More than 73 million U.S. households own a pet and altogether they spend $53 billion per year to care for them.
More than half of that budget goes toward medical treatment, with money spent on supplies and OTC medications rising by more than 7% in 2012.
But where do you draw the line between keeping Fido healthy and compromising your finances to give him a few more months of playtime?
"It's a very difficult situation [for both patients and veterinarians]," said Dr. Kristen Frank, an internist with the American Society for the Prevention of Cruelty to Animals. "I've had pet owners who don't necessarily have $15,000 to spend to treat a terminal illness, but they've done it anyway through borrowing money or credit cards."
Emergency treatments can range from $1,500 to $4,000 for dogs, according to Frank, with cancer treatment sometimes costing twice as much or more.
Sometimes, the decision to forego medical care has more to do with the emotional cost of watching a beloved pet go than the potential financial burden.
"Recently I saw a woman who specifically said that her other cat passed way from cancer and she did everything including chemo and she said she did not want to go through that again," Frank said.
Unlike hospitals for humans, vets don't typically have the same flexibility to work with pet owners who can't afford treatments. Pet insurance can be handy, but it often comes with maximum coverage limits, steep deductibles, and pre-existing conditions clauses.

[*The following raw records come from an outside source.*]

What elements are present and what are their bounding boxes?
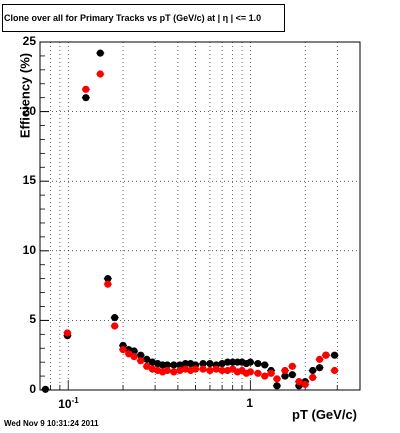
x-axis-label: pT (GeV/c) (292, 407, 358, 422)
data-point (322, 351, 330, 359)
data-point (261, 361, 269, 369)
timestamp-footer: Wed Nov 9 10:31:24 2011 (4, 419, 99, 428)
data-point (315, 364, 324, 372)
data-point (206, 366, 214, 375)
data-point (111, 322, 119, 330)
data-point (199, 365, 207, 373)
data-point (254, 369, 262, 377)
data-point (246, 368, 254, 376)
data-series (41, 49, 339, 393)
y-tick-label: 5 (29, 312, 36, 327)
data-point (125, 350, 133, 358)
data-point (301, 380, 309, 389)
x-tick-label: 10-1 (58, 396, 79, 411)
data-point (137, 351, 145, 359)
data-point (309, 373, 317, 382)
data-point (163, 366, 171, 375)
data-point (281, 366, 289, 375)
data-point (330, 366, 339, 375)
data-point (288, 362, 296, 370)
data-point (267, 369, 275, 377)
data-point (254, 359, 262, 368)
data-point (130, 347, 138, 355)
data-point (82, 85, 90, 93)
grid (40, 42, 360, 390)
y-tick-label: 25 (22, 34, 36, 48)
data-point (181, 359, 190, 368)
series-0 (41, 49, 339, 393)
data-point (41, 385, 50, 393)
data-point (137, 357, 145, 365)
data-point (82, 94, 90, 102)
data-point (96, 49, 104, 57)
plot-frame (39, 41, 361, 391)
data-point (104, 280, 112, 288)
data-point (191, 365, 200, 373)
data-point (206, 359, 214, 368)
data-point (170, 361, 178, 369)
data-point (246, 358, 254, 366)
data-point (163, 361, 171, 369)
y-tick-label: 10 (22, 242, 36, 257)
y-tick-label: 20 (22, 103, 36, 118)
data-point (63, 329, 72, 337)
data-point (273, 375, 281, 383)
data-point (212, 365, 220, 373)
data-point (199, 359, 207, 368)
data-point (315, 355, 324, 363)
data-point (170, 368, 178, 376)
data-point (218, 366, 226, 375)
data-point (119, 346, 127, 354)
data-point (281, 372, 289, 380)
data-point (130, 352, 138, 361)
data-point (143, 362, 151, 370)
data-point (111, 314, 119, 322)
series-1 (63, 70, 339, 389)
data-point (288, 371, 296, 379)
x-tick-label: 1 (246, 396, 254, 410)
data-point (143, 355, 151, 363)
y-tick-label: 15 (22, 173, 36, 188)
data-point (223, 358, 232, 366)
data-point (104, 275, 112, 283)
data-point (96, 70, 104, 78)
data-point (261, 372, 269, 380)
y-tick-label: 0 (29, 382, 36, 396)
data-point (273, 382, 281, 390)
data-point (295, 378, 303, 386)
chart-title: Clone over all for Primary Tracks vs pT … (2, 4, 285, 32)
data-point (309, 366, 317, 375)
data-point (330, 351, 339, 359)
y-axis-label: Efficiency (%) (17, 52, 33, 139)
axis-ticks (40, 41, 338, 391)
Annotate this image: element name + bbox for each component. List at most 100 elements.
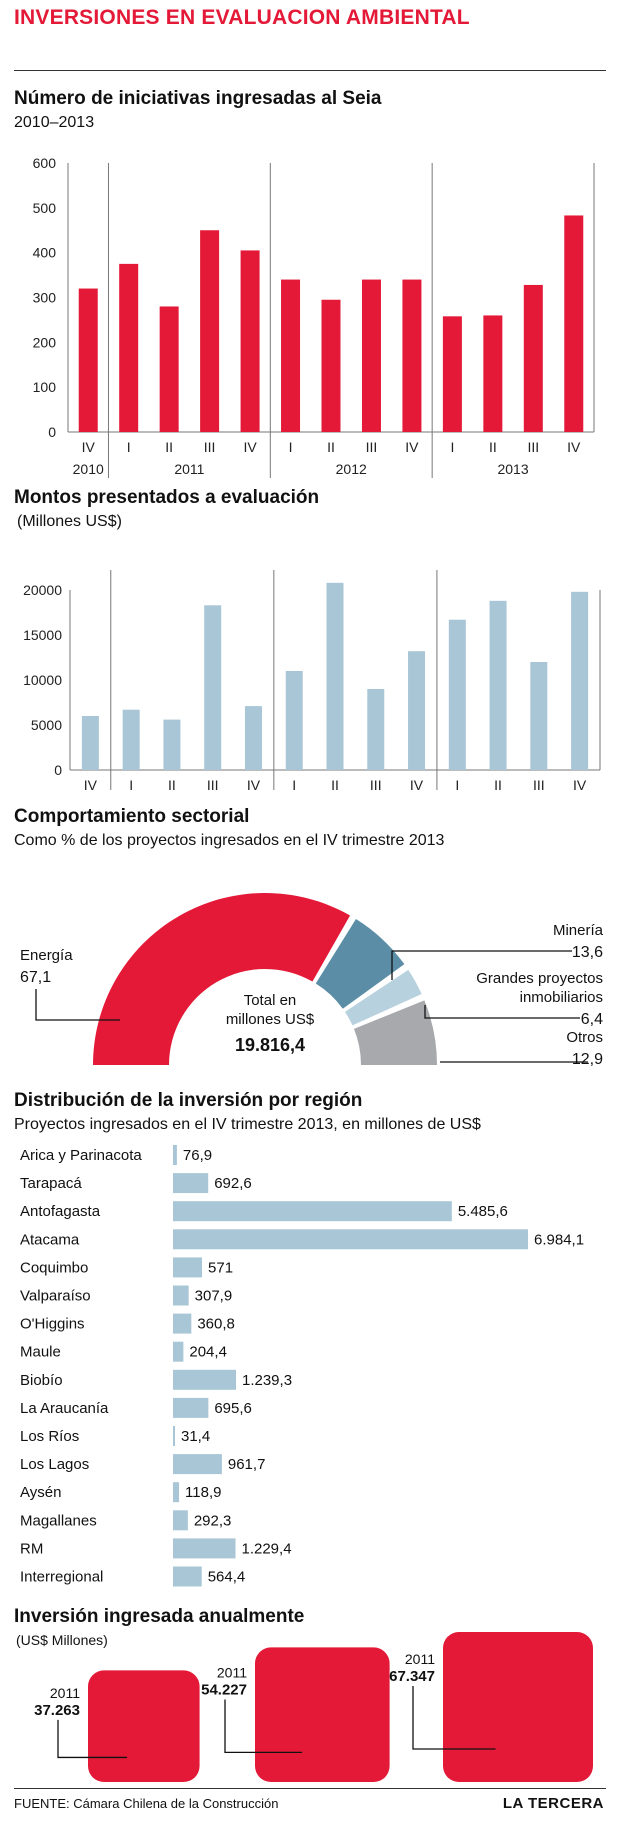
annual-year: 2011 bbox=[217, 1665, 247, 1681]
brand-logo: LA TERCERA bbox=[502, 1795, 604, 1812]
region-value: 360,8 bbox=[197, 1316, 235, 1333]
donut-slice bbox=[353, 1000, 437, 1065]
year-label: 2011 bbox=[174, 461, 204, 477]
region-bar bbox=[173, 1369, 236, 1390]
bar bbox=[321, 299, 341, 432]
bar bbox=[122, 709, 140, 770]
y-tick-label: 0 bbox=[54, 762, 62, 778]
x-tick-label: I bbox=[289, 439, 293, 455]
bar bbox=[204, 605, 222, 770]
region-value: 31,4 bbox=[181, 1428, 210, 1445]
region-value: 692,6 bbox=[214, 1175, 252, 1192]
bar bbox=[564, 215, 584, 432]
donut-slice bbox=[315, 919, 405, 1009]
slice-label: Minería bbox=[553, 922, 604, 939]
region-label: Atacama bbox=[20, 1231, 80, 1248]
x-tick-label: II bbox=[331, 777, 339, 790]
region-value: 1.239,3 bbox=[242, 1372, 292, 1389]
header-rule bbox=[14, 70, 606, 71]
region-bar bbox=[173, 1510, 188, 1531]
region-label: Los Lagos bbox=[20, 1456, 89, 1473]
leader-line bbox=[391, 950, 572, 980]
region-label: Los Ríos bbox=[20, 1428, 79, 1445]
x-tick-label: III bbox=[533, 777, 545, 790]
y-tick-label: 500 bbox=[33, 200, 57, 216]
slice-label: Otros bbox=[566, 1029, 603, 1046]
region-value: 292,3 bbox=[194, 1512, 232, 1529]
region-value: 6.984,1 bbox=[534, 1231, 584, 1248]
region-value: 118,9 bbox=[185, 1484, 221, 1501]
year-label: 2013 bbox=[497, 461, 528, 477]
region-value: 564,4 bbox=[208, 1569, 246, 1586]
bar bbox=[159, 306, 179, 432]
sector-title: Comportamiento sectorial bbox=[14, 806, 250, 827]
bar bbox=[119, 263, 139, 432]
x-tick-label: II bbox=[489, 439, 497, 455]
annual-year: 2011 bbox=[50, 1685, 80, 1701]
region-chart: Arica y Parinacota 76,9 Tarapacá 692,6 Antof… bbox=[20, 1145, 584, 1587]
leader-line bbox=[35, 989, 120, 1021]
x-tick-label: II bbox=[327, 439, 335, 455]
region-bar bbox=[173, 1257, 203, 1278]
x-tick-label: I bbox=[129, 777, 133, 790]
y-tick-label: 100 bbox=[33, 379, 57, 395]
region-bar bbox=[173, 1313, 192, 1334]
region-label: Coquimbo bbox=[20, 1259, 88, 1276]
x-tick-label: I bbox=[455, 777, 459, 790]
x-tick-label: II bbox=[168, 777, 176, 790]
x-tick-label: II bbox=[494, 777, 502, 790]
center-label: millones US$ bbox=[226, 1011, 315, 1028]
donut-slice bbox=[93, 893, 351, 1065]
slice-value: 67,1 bbox=[20, 969, 51, 986]
bar bbox=[163, 719, 181, 770]
sector-subtitle: Como % de los proyectos ingresados en el… bbox=[14, 832, 445, 849]
slice-value: 6,4 bbox=[581, 1011, 603, 1028]
region-label: Interregional bbox=[20, 1569, 103, 1586]
region-bar bbox=[173, 1145, 177, 1165]
region-value: 571 bbox=[208, 1259, 233, 1276]
slice-label: Grandes proyectos bbox=[476, 970, 603, 987]
y-tick-label: 200 bbox=[33, 334, 57, 350]
anual-subtitle: (US$ Millones) bbox=[16, 1632, 108, 1648]
region-value: 307,9 bbox=[195, 1288, 233, 1305]
region-bar bbox=[173, 1482, 180, 1503]
slice-label: inmobiliarios bbox=[520, 989, 603, 1006]
region-value: 695,6 bbox=[214, 1400, 252, 1417]
leader-line bbox=[412, 1686, 496, 1750]
region-bar bbox=[173, 1341, 184, 1362]
bar bbox=[448, 619, 466, 770]
x-tick-label: III bbox=[204, 439, 216, 455]
bar bbox=[326, 582, 344, 770]
bar bbox=[285, 671, 303, 770]
x-tick-label: IV bbox=[405, 439, 419, 455]
seia-title: Número de iniciativas ingresadas al Seia bbox=[14, 88, 382, 109]
region-bar bbox=[173, 1426, 175, 1446]
region-bar bbox=[173, 1201, 452, 1222]
donut-slice bbox=[344, 969, 422, 1026]
annual-value: 37.263 bbox=[34, 1702, 80, 1719]
x-tick-label: I bbox=[127, 439, 131, 455]
region-label: Aysén bbox=[20, 1484, 61, 1501]
bar bbox=[530, 662, 548, 770]
x-tick-label: IV bbox=[84, 777, 98, 790]
region-label: Arica y Parinacota bbox=[20, 1147, 142, 1164]
annual-value: 54.227 bbox=[201, 1682, 247, 1699]
montos-title: Montos presentados a evaluación bbox=[14, 487, 320, 508]
seia-subtitle: 2010–2013 bbox=[14, 114, 95, 131]
region-bar bbox=[173, 1397, 209, 1418]
bar bbox=[523, 284, 543, 432]
bar bbox=[367, 689, 385, 770]
bar bbox=[442, 316, 462, 432]
y-tick-label: 0 bbox=[48, 424, 56, 440]
footer-rule bbox=[14, 1788, 606, 1789]
y-tick-label: 20000 bbox=[23, 582, 62, 598]
region-bar bbox=[173, 1454, 222, 1475]
center-label: Total en bbox=[244, 992, 297, 1009]
x-tick-label: IV bbox=[247, 777, 261, 790]
y-tick-label: 5000 bbox=[31, 717, 62, 733]
region-bar bbox=[173, 1566, 202, 1587]
annual-value: 67.347 bbox=[389, 1668, 435, 1685]
region-value: 1.229,4 bbox=[241, 1540, 291, 1557]
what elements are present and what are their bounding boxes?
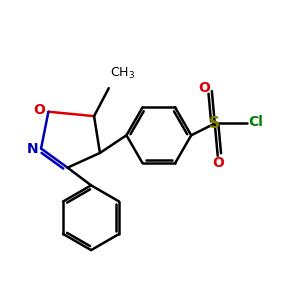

"Payment plans are also hard to come by," Frank said. "The financial aspect of veterinary care is toughest thing our people have to deal with on a daily basis ...We all wish we could provide free care but unfortunately it's just not possible."
But how does a pet owner decide whether to pay for treatment or let their pet go?
There is no one-size-fit-all answer, but a Michigan State University research may have found a simple way to help pet owners through such difficult times.
"Pets are like surrogate children," said Maria Iliopoulou. "In some cases, when a human bond evolves, it makes the decision more difficult."
Iliopoulou, who owns a small menagerie of pets herself, set out in 2009 to create a "Quality of Life Survey for Canine Cancer Patients" that dog owners can use to look at medical treatment with an unbiased eye.
Before each visit, Iliopoulou suggests dog owners complete the survey, which asks basic questions to help them track major quality of life indicators for canines — play behavior, signs of illness, and overall happiness.
"What we were trying to do with the research was to isolate the emotions to help people make the best decisions for their pet and for themselves," she said. "It helps the owner to pay attention to specific observable changes and transfer this info to the veterinarian."
So far, the survey is applicable only to dogs, but Iliopoulou plans on continuing her research in order to create similar tools for a range of animals, like cats, birds, etc.
Check out the surveys below:
Pet Quality of Life Survey 1
The survey does not provide any clear answers for how much a person should spend on end of life care, as that amount will vary based on income (and desire). However, by paying close attention to your dog's quality of life rather than your finances or emotional attachment, you'll be more likely to make a decision that's best for their needs.
To be safe, Frank recommends setting aside at least $5,000 in a special fund for emergency pet care.